Earnings Warning Exposes Growing Divide Across the AI Technology Market

July 14, 2026 11:00:01

✎ Contributed by Ty Griffin

International Business Machines Corp. shares plunged more than 25% after the technology company released preliminary second-quarter results that missed Wall Street expectations. Adjusted earnings reached $2.93 per share on revenue of $17.2 billion, falling short of analysts’ projections for earnings of $3.01 per share and revenue of $17.86 billion.

Chief Executive Officer Arvind Krishna attributed the shortfall to weakness in the software and infrastructure businesses as customers redirected capital toward servers, storage and memory products amid supply concerns and anticipated price increases. The warning intensified questions about artificial intelligence’s impact on established software companies while highlighting strong demand for the hardware required to support expanding AI workloads.

Market Reaction

  • International Business Machines Corp. (NYSE: IBM): $215.37, down $74.99 (25.83%)
  • SK Hynix Inc. (NASDAQ: SKHY): $179.29, up $26.94 (17.68%)
  • Micron Technology Inc. (NASDAQ: MU): $980.45, up $43.45 (4.64%)
  • Oracle Corp. (NYSE: ORCL): $128.69, down $3.17 (2.40%)
  • Microsoft Corp. (NASDAQ: MSFT): $384.61, down $6.38 (1.63%)

Investor Sentiment

The contrasting market reaction reflects a widening divide within the technology sector as customers prioritize the physical infrastructure needed to deploy artificial intelligence. Strong gains among memory producers suggest investors expect supply constraints and accelerating hardware purchases to support pricing and revenue growth, even as some enterprise software providers face delayed contracts and greater scrutiny.
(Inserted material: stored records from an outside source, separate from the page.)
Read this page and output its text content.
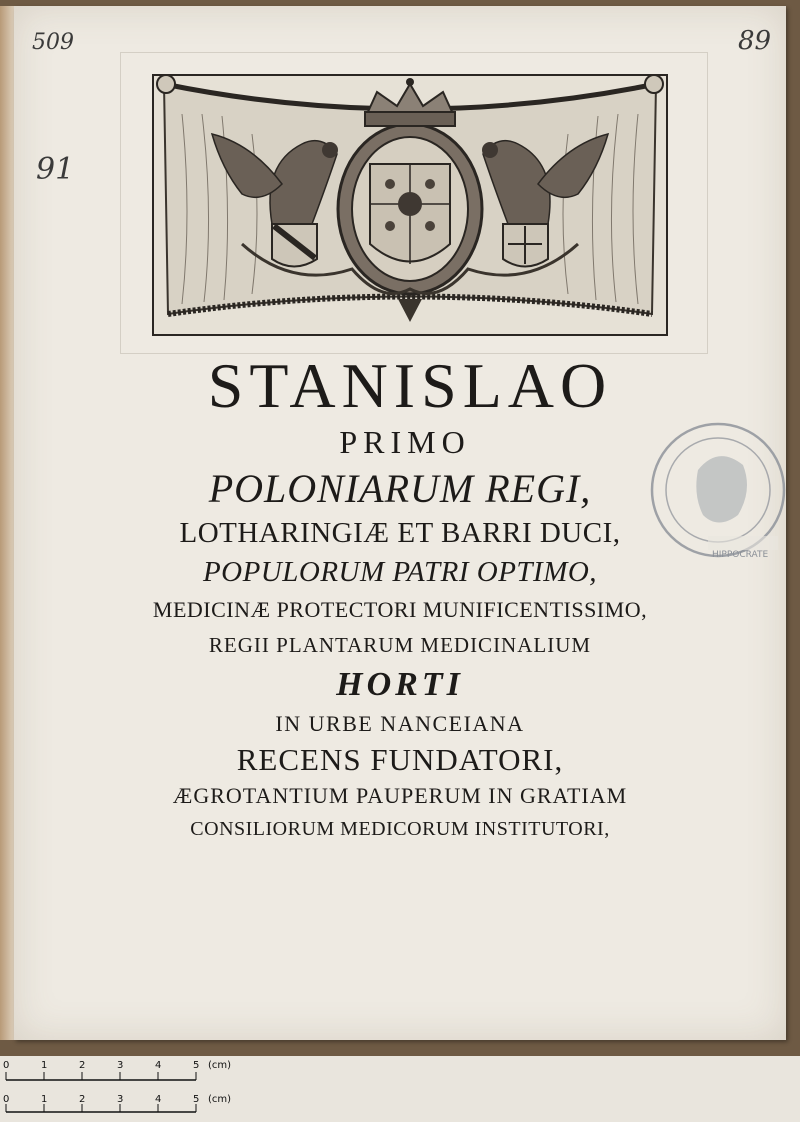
509	89
91
HIPPOCRATE
STANISLAO
PRIMO
POLONIARUM REGI,
LOTHARINGIÆ ET BARRI DUCI,
POPULORUM PATRI OPTIMO,
MEDICINÆ PROTECTORI MUNIFICENTISSIMO,
REGII PLANTARUM MEDICINALIUM
HORTI
IN URBE NANCEIANA
RECENS FUNDATORI,
ÆGROTANTIUM PAUPERUM IN GRATIAM
CONSILIORUM MEDICORUM INSTITUTORI,
0	1	2	3	4	5 (cm)
0	1	2	3	4	5 (cm)
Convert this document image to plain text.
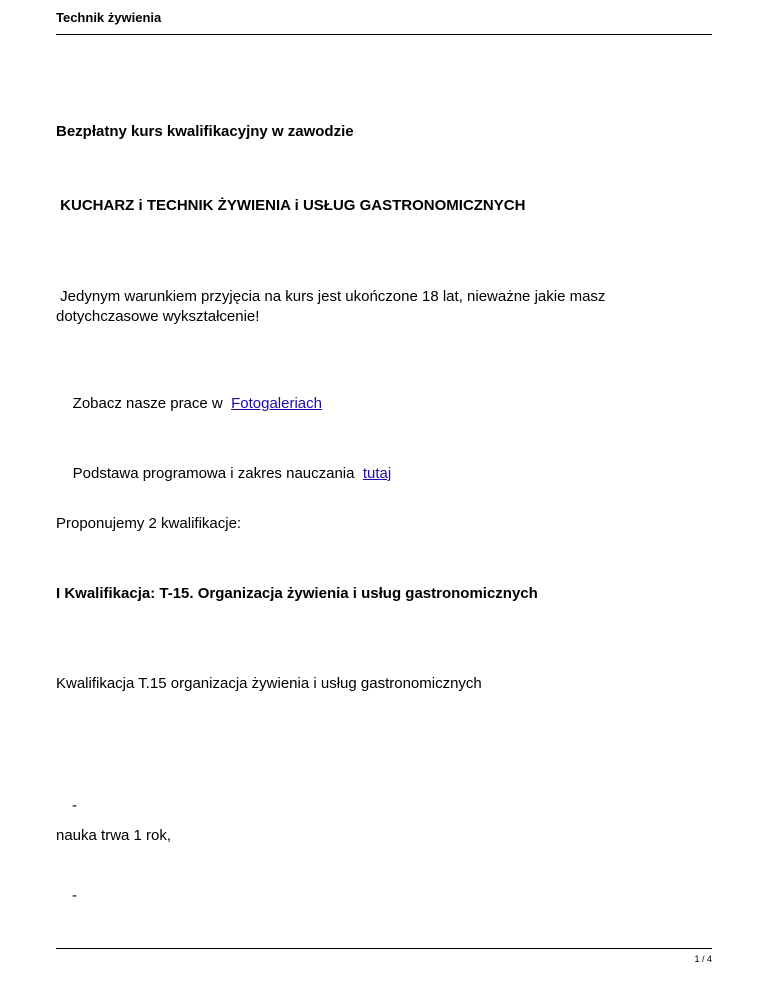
Technik żywienia
Bezpłatny kurs kwalifikacyjny w zawodzie
KUCHARZ i TECHNIK ŻYWIENIA i USŁUG GASTRONOMICZNYCH
Jedynym warunkiem przyjęcia na kurs jest ukończone 18 lat, nieważne jakie masz dotychczasowe wykształcenie!

Zobacz nasze prace w  Fotogaleriach

Podstawa programowa i zakres nauczania  tutaj

Proponujemy 2 kwalifikacje:
I Kwalifikacja: T-15. Organizacja żywienia i usług gastronomicznych
Kwalifikacja T.15 organizacja żywienia i usług gastronomicznych
-
nauka trwa 1 rok,
-
1 / 4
Investors remain focused on whether AI tools will strengthen established software platforms or reduce demand for portions of their existing product portfolios. Future earnings reports will be closely examined for signs of continued capital-spending shifts, while software companies will face pressure to demonstrate that their AI offerings can generate enough growth to offset implementation costs, competitive risks and slower purchasing decisions.